LATAR BELAKANG
Senin,
12 Maret 2018
~ Oleh Traditional Games Returns ~ Dilihat 10152 Kali
Indonesia memiliki berbagai macam permainan tradisional di setiap daerah. Permainan tradisional tersebut misalnya engklek, ular naga, congklak, benteng, gobak sodor/galasin, gasing dan sebagainya. Permainan tradisional ini sangat digemari oleh anak-anak, khususnya pada generasi 70-90an. Namun, memasuki tahun 2000 eksistensi permainan tradisional menurun seiring dengan berkembangnya teknologi dan fitur canggih dalam gawai.
(Dokumentasi TGR Community, 2018)
Banyaknya anak yang menggandrungi gim daring mengakibatkan anak kurang mengenal permainan tradisional.
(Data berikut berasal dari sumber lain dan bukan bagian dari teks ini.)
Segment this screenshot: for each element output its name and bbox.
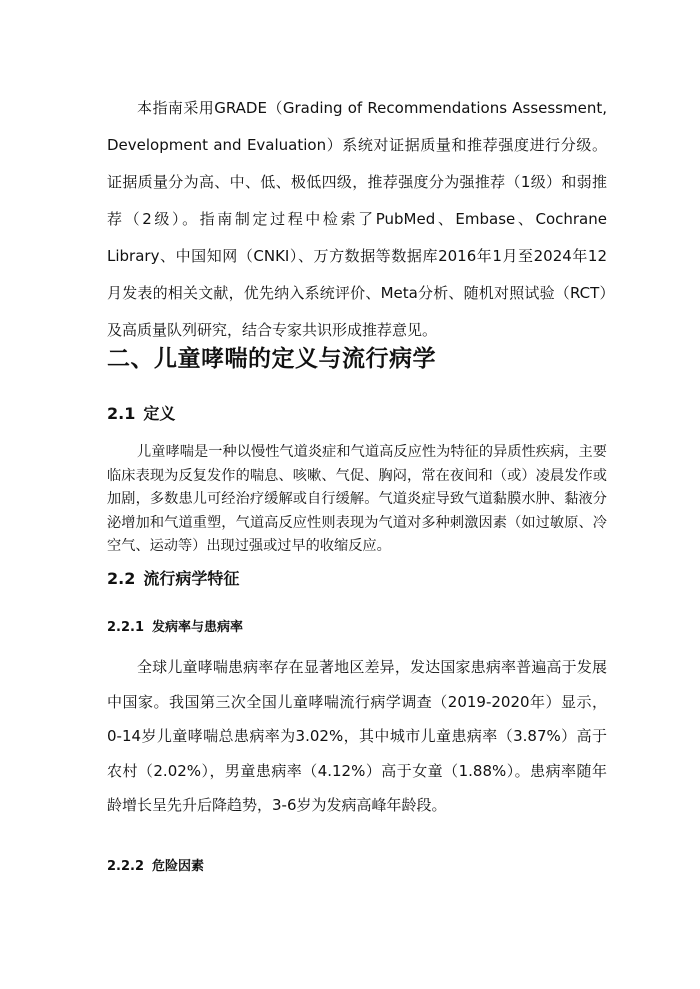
section-2-2-1-heading [107, 616, 243, 635]
section-2-1-heading [107, 401, 175, 424]
section-2-2-1-title: 发病率与患病率 [152, 620, 244, 635]
section-2-2-heading [107, 566, 239, 589]
section-2-2-2-title: 危险因素 [152, 859, 205, 874]
section-2-2-2-heading [107, 855, 204, 874]
definition-paragraph: 儿童哮喘是一种以慢性气道炎症和气道高反应性为特征的异质性疾病，主要临床表现为反复发作的喘息、咳嗽、气促、胸闷，常在夜间和（或）凌晨发作或加剧，多数患儿可经治疗缓解或自行缓解。气道炎症导致气道黏膜水肿、黏液分泌增加和气道重塑，气道高反应性则表现为气道对多种刺激因素（如过敏原、冷空气、运动等）出现过强或过早的收缩反应。 [107, 444, 607, 554]
section-2-2-title: 流行病学特征 [143, 569, 240, 588]
section-2-2-1-number: 2.2.1 [107, 620, 145, 635]
prevalence-paragraph: 全球儿童哮喘患病率存在显著地区差异，发达国家患病率普遍高于发展中国家。我国第三次全国儿童哮喘流行病学调查（2019-2020年）显示，0-14岁儿童哮喘总患病率为3.02%，其中城市儿童患病率（3.87%）高于农村（2.02%），男童患病率（4.12%）高于女童（1.88%）。患病率随年龄增长呈先升后降趋势，3-6岁为发病高峰年龄段。 [107, 658, 607, 814]
section-2-title: 二、儿童哮喘的定义与流行病学 [107, 346, 436, 372]
section-2-2-number: 2.2 [107, 569, 136, 588]
section-2-1-title: 定义 [143, 404, 176, 423]
section-2-2-2-number: 2.2.2 [107, 859, 145, 874]
section-2-1-number: 2.1 [107, 404, 136, 423]
intro-paragraph: 本指南采用GRADE（Grading of Recommendations Assessment, Development and Evaluation）系统对证据质量和推荐强度进行分级。证据质量分为高、中、低、极低四级，推荐强度分为强推荐（1级）和弱推荐（2级）。指南制定过程中检索了PubMed、Embase、Cochrane Library、中国知网（CNKI）、万方数据等数据库2016年1月至2024年12月发表的相关文献，优先纳入系统评价、Meta分析、随机对照试验（RCT）及高质量队列研究，结合专家共识形成推荐意见。 [107, 99, 607, 339]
Fakta mengenai banyaknya anak yang lebih memilih permainan digital daripada permainan tradisional diperkuat oleh hasil jajak pendapat yang dilakukan oleh U-Report Indonesia. Jajak pendapat diikuti oleh 4.821 responden dari seluruh Indonesia untuk mengetahui minat permainan masyarakat Indonesia. Hasilnya menunjukkan bahwa anak-anak usia di bawah 14 tahun lebih menggemari permainan digital daripada permainan tradisional dengan alasan kemudahan akses dan kecanggihan teknologi (U-Report Indonesia, 2017). Hasil survei selengkapnya dapat dibaca di sini
(Dokumentasi TGR Community, 2018)
World Health Organization (WHO) juga menetapkan kecanduan bermain gim sebagai gangguan mental yang disebut dengan gaming disorder. WHO telah menambahkan gaming disorder ke dalam International Classification of Diseases (ICD) edisi revisi ke 11. Penyakit ini dipicu oleh kebiasaan bermain gim yang intens dan memprioritaskan gim di atas kepentingan atau aktivitas harian yang lain (World Heatlh Organization, 2018). Dalam hal ini, peran orangtua sangat berpengaruh untuk membatasi anak saat bermain gim daring atau mengakses internet.
(Dokumentasi TGR Community, 2018)
Sesuai dengan fakta di atas, anak-anak seharusnya lebih banyak menghabiskan waktunya untuk bermain permainan fisik. Gallahue (dalam Mulyani, 2016, p.25) mengatakan bahwa bermain adalah kebutuhan anak yang melibatkan interaksi dengan lingkungannya. Aktivitas bermain dilakukan dengan spontan dan langsung bersama teman-teman. Aktivitas tersebut dapat menstimulasi anak untuk berimajinasi dan menimbulkan perasaan bahagia.
(Dokumentasi TGR Community, 2018)
Parten (dalam Mulyani, 2016, p.29) menyebutkan bahwa salah satu fungsi bermain bagi anak adalah sebagai sarana sosialisasi. Anak dapat berekspresi dengan bebas, mengeksplorasi hal-hal baru dan membantunya untuk mengenal diri serta lingkungannya. Selain itu, bermain juga merupakan belajar dengan cara yang menyenangkan. Bermain sambil belajar dapat dilakukan dengan memainkan permainan tradisional. Menurut Ismail (dalam Hasanah & Pratiwi, 2017, p.34) permainan tradisional merupakan jenis permainan yang mengandung nilai budaya dan memiliki banyak muatan positif. Muatan positif tersebut antara lain melibatkan anak untuk berpikir, berimajinasi dan mengasah strategi bermain untuk menang serta mengendalikan dirinya.
(Dokumentasi TGR Community, 2018)
Banyaknya manfaat dari kegiatan bermain permainan tradisional untuk anak dan kondisi yang sangat mengkhawatirkan dari dampak anak-anak kecanduan gawai inilah yang mendorong Traditional Games Returns (TGR) Community untuk mengajak anak-anak kembali bermain tradisional. Mengusung slogan "Lupakan Gadgetmu, Ayo Main di Luar!", dimaksudkan agar anak-anak lebih dapat akrab dengan teman sebaya untuk menumbuhkan jiwa sosial daripada menjadi individualis hanya karena bermain gawai. (AW)
REFERENSI:
- Hasanah, N. I., & Pratiwi, H. (2017). Pengembangan Anak Melalui Permainan Tradisional. Yogyakarta, Indonesia: Aswaja Pressindo.
- Mulyani, N. (2016). Super Asyik Permainan Tradisional Anak Indonesia. Yogyakarta, Indonesia: DIVA Press.